The skills gap in construction continues to challenge the sector, with little sign of it narrowing in the near future.
But the stark figures on the number of women in construction offer an opportunity to boost skills with a concerted effort to change culture and working practices in the industry and inspire more women into a career in construction.
Between 65% and 70% of the UK workforce is now made up of women, yet that figure tumbles to 14% in the construction sector and a fairly damning 2% when looking at the number of women working on sites across the country.
There are many companies and organisations working hard to encourage women into the industry, but the figures make clear that much more needs to be done to inspire and motivate women to choose a career in construction.
When it comes to pay, the latest data published by the Government shows that among the UK’s top principal contractors the gap between men and women ranges from £34% to 10%.

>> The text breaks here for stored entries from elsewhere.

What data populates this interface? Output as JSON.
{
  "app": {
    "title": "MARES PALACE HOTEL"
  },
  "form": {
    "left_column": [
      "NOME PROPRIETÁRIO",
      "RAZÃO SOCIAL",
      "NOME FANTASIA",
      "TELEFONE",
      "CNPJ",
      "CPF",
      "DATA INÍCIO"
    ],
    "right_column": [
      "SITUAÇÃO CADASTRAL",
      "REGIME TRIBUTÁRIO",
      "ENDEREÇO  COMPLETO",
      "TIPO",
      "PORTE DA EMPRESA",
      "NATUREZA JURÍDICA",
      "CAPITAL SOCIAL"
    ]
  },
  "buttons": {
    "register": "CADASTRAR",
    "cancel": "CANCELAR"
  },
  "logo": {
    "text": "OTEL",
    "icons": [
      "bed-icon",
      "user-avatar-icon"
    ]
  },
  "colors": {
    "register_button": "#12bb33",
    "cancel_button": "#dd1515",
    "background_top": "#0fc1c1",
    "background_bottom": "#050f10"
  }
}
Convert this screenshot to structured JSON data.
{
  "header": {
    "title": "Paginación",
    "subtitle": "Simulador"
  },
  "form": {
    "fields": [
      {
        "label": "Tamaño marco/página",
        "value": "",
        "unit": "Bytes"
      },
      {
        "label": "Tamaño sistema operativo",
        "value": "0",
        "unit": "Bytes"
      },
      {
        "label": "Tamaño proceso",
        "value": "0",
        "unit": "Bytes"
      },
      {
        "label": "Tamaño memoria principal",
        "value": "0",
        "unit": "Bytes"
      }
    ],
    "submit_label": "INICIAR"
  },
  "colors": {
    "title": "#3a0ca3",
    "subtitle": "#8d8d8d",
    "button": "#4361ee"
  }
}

Although there has been some progress, sadly in the 21stcentury a culture of sexism is still prevalent and it’s understandably a significant barrier for women. This is an issue that is cutting the sector off from 50% of the talent available to close the skills gap.

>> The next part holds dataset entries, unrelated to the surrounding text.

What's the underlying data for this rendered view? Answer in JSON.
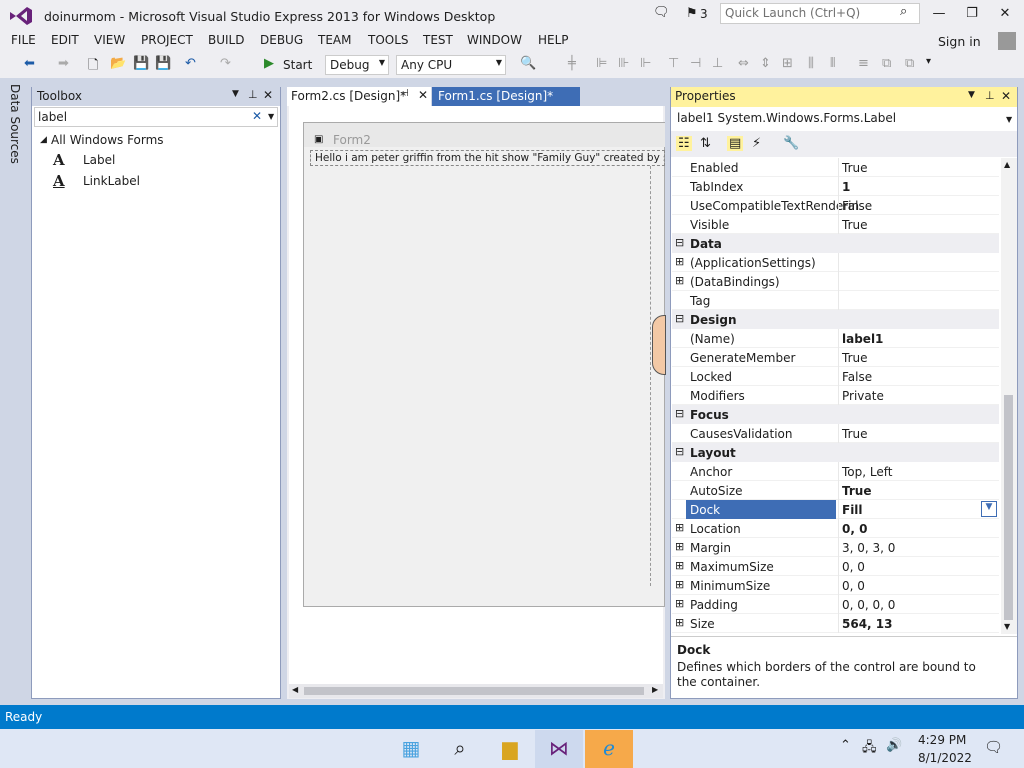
{
  "window": {
    "title": "doinurmom - Microsoft Visual Studio Express 2013 for Windows Desktop",
    "notifications": "3",
    "quick_launch_placeholder": "Quick Launch (Ctrl+Q)"
  },
  "menu": [
    "FILE",
    "EDIT",
    "VIEW",
    "PROJECT",
    "BUILD",
    "DEBUG",
    "TEAM",
    "TOOLS",
    "TEST",
    "WINDOW",
    "HELP"
  ],
  "signin": "Sign in",
  "toolbar": {
    "start_label": "Start",
    "config": "Debug",
    "platform": "Any CPU"
  },
  "data_sources": "Data Sources",
  "toolbox": {
    "title": "Toolbox",
    "search_value": "label",
    "group": "All Windows Forms",
    "items": [
      "Label",
      "LinkLabel"
    ]
  },
  "tabs": [
    "Form2.cs [Design]*",
    "Form1.cs [Design]*"
  ],
  "form": {
    "caption": "Form2",
    "label_text": "Hello i am peter griffin from the hit show \"Family Guy\" created by seth macfarlane"
  },
  "properties": {
    "title": "Properties",
    "object": "label1 System.Windows.Forms.Label",
    "rows": [
      {
        "kind": "row",
        "name": "Enabled",
        "value": "True"
      },
      {
        "kind": "row",
        "name": "TabIndex",
        "value": "1",
        "bold": true
      },
      {
        "kind": "row",
        "name": "UseCompatibleTextRenderin",
        "value": "False"
      },
      {
        "kind": "row",
        "name": "Visible",
        "value": "True"
      },
      {
        "kind": "cat",
        "name": "Data"
      },
      {
        "kind": "row",
        "name": "(ApplicationSettings)",
        "value": "",
        "expand": true
      },
      {
        "kind": "row",
        "name": "(DataBindings)",
        "value": "",
        "expand": true
      },
      {
        "kind": "row",
        "name": "Tag",
        "value": ""
      },
      {
        "kind": "cat",
        "name": "Design"
      },
      {
        "kind": "row",
        "name": "(Name)",
        "value": "label1",
        "bold": true
      },
      {
        "kind": "row",
        "name": "GenerateMember",
        "value": "True"
      },
      {
        "kind": "row",
        "name": "Locked",
        "value": "False"
      },
      {
        "kind": "row",
        "name": "Modifiers",
        "value": "Private"
      },
      {
        "kind": "cat",
        "name": "Focus"
      },
      {
        "kind": "row",
        "name": "CausesValidation",
        "value": "True"
      },
      {
        "kind": "cat",
        "name": "Layout"
      },
      {
        "kind": "row",
        "name": "Anchor",
        "value": "Top, Left"
      },
      {
        "kind": "row",
        "name": "AutoSize",
        "value": "True",
        "bold": true
      },
      {
        "kind": "row",
        "name": "Dock",
        "value": "Fill",
        "bold": true,
        "selected": true
      },
      {
        "kind": "row",
        "name": "Location",
        "value": "0, 0",
        "bold": true,
        "expand": true
      },
      {
        "kind": "row",
        "name": "Margin",
        "value": "3, 0, 3, 0",
        "expand": true
      },
      {
        "kind": "row",
        "name": "MaximumSize",
        "value": "0, 0",
        "expand": true
      },
      {
        "kind": "row",
        "name": "MinimumSize",
        "value": "0, 0",
        "expand": true
      },
      {
        "kind": "row",
        "name": "Padding",
        "value": "0, 0, 0, 0",
        "expand": true
      },
      {
        "kind": "row",
        "name": "Size",
        "value": "564, 13",
        "bold": true,
        "expand": true
      }
    ],
    "desc_title": "Dock",
    "desc_text": "Defines which borders of the control are bound to the container."
  },
  "status": "Ready",
  "clock": {
    "time": "4:29 PM",
    "date": "8/1/2022"
  },
  "colors": {
    "accent": "#007acc",
    "selection": "#3e6db5",
    "vs_purple": "#68217a"
  }
}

A RICS survey in 2017 identified that 30% of women already in construction believe that sexism stops them from pursuing senior roles. The same survey showed that 38% of men in the sector believe that their skills are better suited to the sector than women. It would be interesting to know what those men perceived those skills to be!
Changing culture is never easy but the industry really needs to prioritise its effort and take a harder look at itself to identify ways to change so that it can benefit from the pool of talent that is going elsewhere.
The sector needs to develop much greater early engagement with young women with the creation of more female construction ambassadors.
The UK Government innovation agency, Innovate UK, recommends a number of changes including the introduction of more flexible working and higher paid part-time role for women and men, specific training for women, construction sit open days and cleaner workspaces.
Construction needs more talent. If it can do a better job of inspiring women eradicating sexist culture where it still exists, there is a rich seam of talent already available.